DESIGN: An ordinary differential equation model of HCV transmission calibrated to HCV epidemiological data obtained primarily from a HIV-outbreak investigation in Indiana.
SETTING: Scott County, Indiana (population 24,181), USA, a rural setting with negligible baseline interventions, increasing HCV epidemic since 2010, and 55.3% chronic HCV prevalence amongst PWID in 2015 PARTICIPANTS: PWID MEASUREMENTS: Required annual HCV treatments per 1000 PWID (and initial annual percentage of infections treated) to achieve a 90% reduction in HCV chronic prevalence or incidence by 2025/30, either with or without scaling-up syringe service programs (SSPs) and medication-assisted treatment (MAT) to 50% coverage. Sensitivity analyses considered whether this impact could be achieved without retreatment of reinfections, and whether greater intervention scale-up was required due to the increasing epidemic in this setting.

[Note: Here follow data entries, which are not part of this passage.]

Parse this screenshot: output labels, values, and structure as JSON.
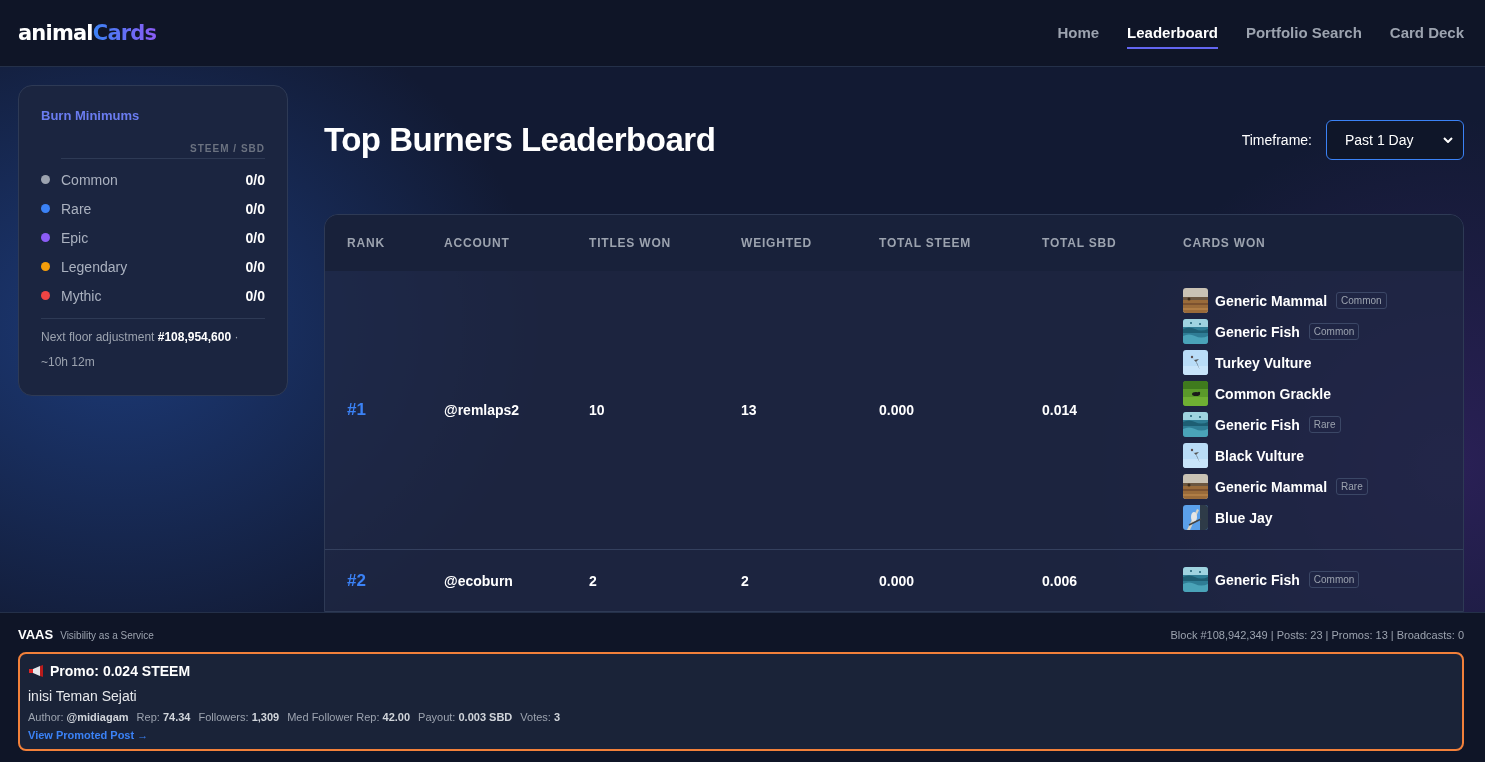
{
  "brand": {
    "first": "animal",
    "second": "Cards"
  },
  "nav": [
    {
      "label": "Home",
      "selected": false
    },
    {
      "label": "Leaderboard",
      "selected": true
    },
    {
      "label": "Portfolio Search",
      "selected": false
    },
    {
      "label": "Card Deck",
      "selected": false
    }
  ],
  "sidebar": {
    "title": "Burn Minimums",
    "column_header": "STEEM / SBD",
    "rarities": [
      {
        "name": "Common",
        "color": "#9ca3af",
        "value": "0/0"
      },
      {
        "name": "Rare",
        "color": "#3b82f6",
        "value": "0/0"
      },
      {
        "name": "Epic",
        "color": "#8b5cf6",
        "value": "0/0"
      },
      {
        "name": "Legendary",
        "color": "#f59e0b",
        "value": "0/0"
      },
      {
        "name": "Mythic",
        "color": "#ef4444",
        "value": "0/0"
      }
    ],
    "footnote": "Next floor adjustment **#108,954,600** · ~10h 12m"
  },
  "page_title": "Top Burners Leaderboard",
  "timeframe": {
    "label": "Timeframe:",
    "value": "Past 1 Day"
  },
  "table": {
    "columns": [
      "RANK",
      "ACCOUNT",
      "TITLES WON",
      "WEIGHTED",
      "TOTAL STEEM",
      "TOTAL SBD",
      "CARDS WON"
    ],
    "rows": [
      {
        "rank": "#1",
        "account": "@remlaps2",
        "titles_won": "10",
        "weighted": "13",
        "total_steem": "0.000",
        "total_sbd": "0.014",
        "cards": [
          {
            "name": "Generic Mammal",
            "rarity": "Common"
          },
          {
            "name": "Generic Fish",
            "rarity": "Common"
          },
          {
            "name": "Turkey Vulture"
          },
          {
            "name": "Common Grackle"
          },
          {
            "name": "Generic Fish",
            "rarity": "Rare"
          },
          {
            "name": "Black Vulture"
          },
          {
            "name": "Generic Mammal",
            "rarity": "Rare"
          },
          {
            "name": "Blue Jay"
          }
        ]
      },
      {
        "rank": "#2",
        "account": "@ecoburn",
        "titles_won": "2",
        "weighted": "2",
        "total_steem": "0.000",
        "total_sbd": "0.006",
        "cards": [
          {
            "name": "Generic Fish",
            "rarity": "Common"
          }
        ]
      }
    ]
  },
  "footer": {
    "name": "VAAS",
    "tagline": "Visibility as a Service",
    "status": "Block #108,942,349 | Posts: 23 | Promos: 13 | Broadcasts: 0",
    "promo": {
      "title": "Promo: 0.024 STEEM",
      "post_title": "inisi Teman Sejati",
      "meta": [
        {
          "label": "Author:",
          "value": "@midiagam"
        },
        {
          "label": "Rep:",
          "value": "74.34"
        },
        {
          "label": "Followers:",
          "value": "1,309"
        },
        {
          "label": "Med Follower Rep:",
          "value": "42.00"
        },
        {
          "label": "Payout:",
          "value": "0.003 SBD"
        },
        {
          "label": "Votes:",
          "value": "3"
        }
      ],
      "link": "View Promoted Post →"
    }
  }
}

FINDINGS: To achieve a 90% reduction in incidence and prevalence by 2030, without MAT and SSP scale-up, 159 per 1000 PWID (initially 25% of infected PWID) need to be HCV-treated annually. However, with MAT and SSP scaled-up, treatment rates are halved (89 per 1000 annually or 15%). To reach the same target by 2025 with MAT and SSP scaled-up, 121 per 1000 PWID (20%) need treatment annually. These treatment requirements are 3-fold higher than if the epidemic was stable, and the impact targets are unattainable without retreatment.
CONCLUSIONS: Combined scale-up of hepatitis C virus (HCV) treatment and prevention interventions is needed to decrease the increasing burden of HCV incidence and prevalence in rural Indiana, USA, by 90% by 2025/30.